I actually tested it at $FF, the only side effect was the DF message if 
there wasn't $FF free bytes at the end of the disk. Even a 1 byte file 
couldn't be saved.
 
> > I submitted a patch that expands that DD.SAS to $20 (32 decimal)
> > sectors as insurance of never hitting the end of that 48 segments
> > because if you do, its blowup time. Use dmode to check that, and or
> > fix it if yours hasn't been corrected to $20. Do it NOW. The only
> > side effect will be the inability to use the last 31 sectors of a
> > floppy.
> >
> > But what size is that set to in the toolshed disk code?  If it is
> > still using 8, there quite likely is your problem. When set at $20,
> > but the file does not use that $20, rbf gives back at the end of the
> > transaction, all sectors that are not actually used. But you cannot
> > play mix-n-match with the DD.SAS, it must be consistent across all
> > software that can access that storage media.  And of course if
> > toolshed is cluster size sensitive, that must also match what the
> > disk (or file) is formatted to. I don't know that toolshed is
> > cluster size sensitive.  Its possible it is not. I've never kicked
> > its tires as its newer than when I worked on rbf, and after a
> > pulmonary embolism several years ago at 79 yo, I am not capable of
> > doing it today at 85 yo. Those things, with a 98+% fatal rate, are
> > hard on the IQ.  There are folks here who could, but I'm sadly no
> > longer in that group.  Now its up to the newer generaion of
> > coco/nitros9 fans here to find this one and fix it.
> >
> > Obviously toolshed's version of dd.sas should be checked, and if not
> > fixable, disabled from ever working with os9 formatted media.
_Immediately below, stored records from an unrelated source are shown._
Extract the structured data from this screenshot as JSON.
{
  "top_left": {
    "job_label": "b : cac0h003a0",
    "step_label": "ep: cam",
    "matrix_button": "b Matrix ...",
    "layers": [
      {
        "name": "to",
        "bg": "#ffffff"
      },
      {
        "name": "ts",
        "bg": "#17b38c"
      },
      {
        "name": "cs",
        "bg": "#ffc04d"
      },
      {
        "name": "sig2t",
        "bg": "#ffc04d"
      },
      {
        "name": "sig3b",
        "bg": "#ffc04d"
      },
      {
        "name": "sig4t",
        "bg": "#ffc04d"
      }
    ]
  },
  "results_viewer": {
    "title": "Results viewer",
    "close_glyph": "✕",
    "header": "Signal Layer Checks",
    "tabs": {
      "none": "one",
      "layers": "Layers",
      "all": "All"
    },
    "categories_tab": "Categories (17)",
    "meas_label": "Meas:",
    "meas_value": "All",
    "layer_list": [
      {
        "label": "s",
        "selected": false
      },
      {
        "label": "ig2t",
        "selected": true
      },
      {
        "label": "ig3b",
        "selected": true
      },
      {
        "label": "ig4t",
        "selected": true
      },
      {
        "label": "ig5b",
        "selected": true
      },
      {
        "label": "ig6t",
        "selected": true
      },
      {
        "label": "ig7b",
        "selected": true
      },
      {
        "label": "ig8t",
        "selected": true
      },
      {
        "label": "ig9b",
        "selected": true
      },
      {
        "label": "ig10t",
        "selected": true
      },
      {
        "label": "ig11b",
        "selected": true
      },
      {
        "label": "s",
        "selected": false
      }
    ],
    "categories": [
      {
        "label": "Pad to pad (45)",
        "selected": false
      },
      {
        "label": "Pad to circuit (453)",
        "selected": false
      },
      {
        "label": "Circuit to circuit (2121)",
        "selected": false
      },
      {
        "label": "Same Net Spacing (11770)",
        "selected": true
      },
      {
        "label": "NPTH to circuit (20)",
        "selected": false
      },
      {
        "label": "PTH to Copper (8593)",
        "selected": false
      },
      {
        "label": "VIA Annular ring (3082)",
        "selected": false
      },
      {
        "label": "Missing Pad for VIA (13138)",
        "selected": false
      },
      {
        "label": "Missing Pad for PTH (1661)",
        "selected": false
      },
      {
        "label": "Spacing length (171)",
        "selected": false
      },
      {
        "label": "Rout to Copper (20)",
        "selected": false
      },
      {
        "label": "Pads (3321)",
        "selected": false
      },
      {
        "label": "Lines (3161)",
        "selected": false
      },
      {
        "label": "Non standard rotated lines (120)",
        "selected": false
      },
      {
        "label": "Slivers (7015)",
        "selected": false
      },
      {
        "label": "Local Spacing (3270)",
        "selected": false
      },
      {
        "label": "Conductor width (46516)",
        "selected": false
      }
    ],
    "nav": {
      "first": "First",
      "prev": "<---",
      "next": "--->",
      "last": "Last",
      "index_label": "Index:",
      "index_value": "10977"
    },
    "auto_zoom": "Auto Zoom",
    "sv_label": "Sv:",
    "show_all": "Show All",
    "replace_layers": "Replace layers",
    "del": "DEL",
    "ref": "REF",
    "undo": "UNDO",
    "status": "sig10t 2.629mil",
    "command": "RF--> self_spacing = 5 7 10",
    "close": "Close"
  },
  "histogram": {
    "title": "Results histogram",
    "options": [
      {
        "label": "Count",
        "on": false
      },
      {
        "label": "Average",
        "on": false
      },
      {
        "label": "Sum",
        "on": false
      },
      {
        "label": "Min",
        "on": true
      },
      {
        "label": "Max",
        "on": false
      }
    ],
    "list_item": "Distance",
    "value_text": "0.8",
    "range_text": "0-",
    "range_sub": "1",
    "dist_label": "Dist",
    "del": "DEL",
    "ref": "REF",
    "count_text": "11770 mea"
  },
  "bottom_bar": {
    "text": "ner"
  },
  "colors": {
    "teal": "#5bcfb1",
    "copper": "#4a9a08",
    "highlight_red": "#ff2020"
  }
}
Or
> > disabled if cluster sizes don't match.  Thats 2 conditions it should
> > check for.
> > […]
>
> I honestly don’t think the SAS setting is relevant in Toolshed. In
> RBF, SAS is used as the minimum number of clusters/sectors that it
> looks for to be empty and contiguous, but it will fall through to
> using less if that is all that it can find.

No, it won't. When rbf is asked to save a file, it doesn't have a clue 
how big the files is so it looks for dd.sas free space, and if it can't 
find it, the file cannot be saved. If its a 1 byte file, it will take 2 
sectors, one for the fd.seg and 1 for that one byte, and then returns 
$1E bytes in the current cluster size to the FAT. But it must first find 
that dd.sas sized piece of disk.

> SAS is a tool to reduce 
> fragmentation (another way, if you know what size the file you are
> creating will end up being, is to pre-extend the file to it’s full
> size first, then fill the file in with data). Toolshed is definitely
> assigning more than $800 sectors/clusters per segment, and that is
> overflowing RBF’s internal buffer for handling the bitmaps.
> (These files can be fixed after the fact on the Coco side, however - a
> quick utility to expand the single segment entry to as many entries as
> needed, and making each entry’s start offset picking up where the
> previous left off, will fix such files to be compatible with RBF (as
> long as you stay within the 48 segment/24 MB limit). Bill Nobel will
> be looking into seeing if we can “fix” RBF to work with a partial
> cache of a large file's BAM, so that it can handle one sector’s worth
> at a time. We have to be careful with disk locks, though, so that it
> makes sure that it has blocked off access to ALL of those sectors
> needed, so that another process can’t come in and change things before
> the original process deleting the file knows what is happening.
>
> > Cheers, Gene Heskett
> > --


Cheers, Gene Heskett
-- 
"There are four boxes to be used in defense of liberty:
 soap, ballot, jury, and ammo. Please use in that order."
-Ed Howdershelt (Author)
If we desire respect for the law, we must first make the law respectable.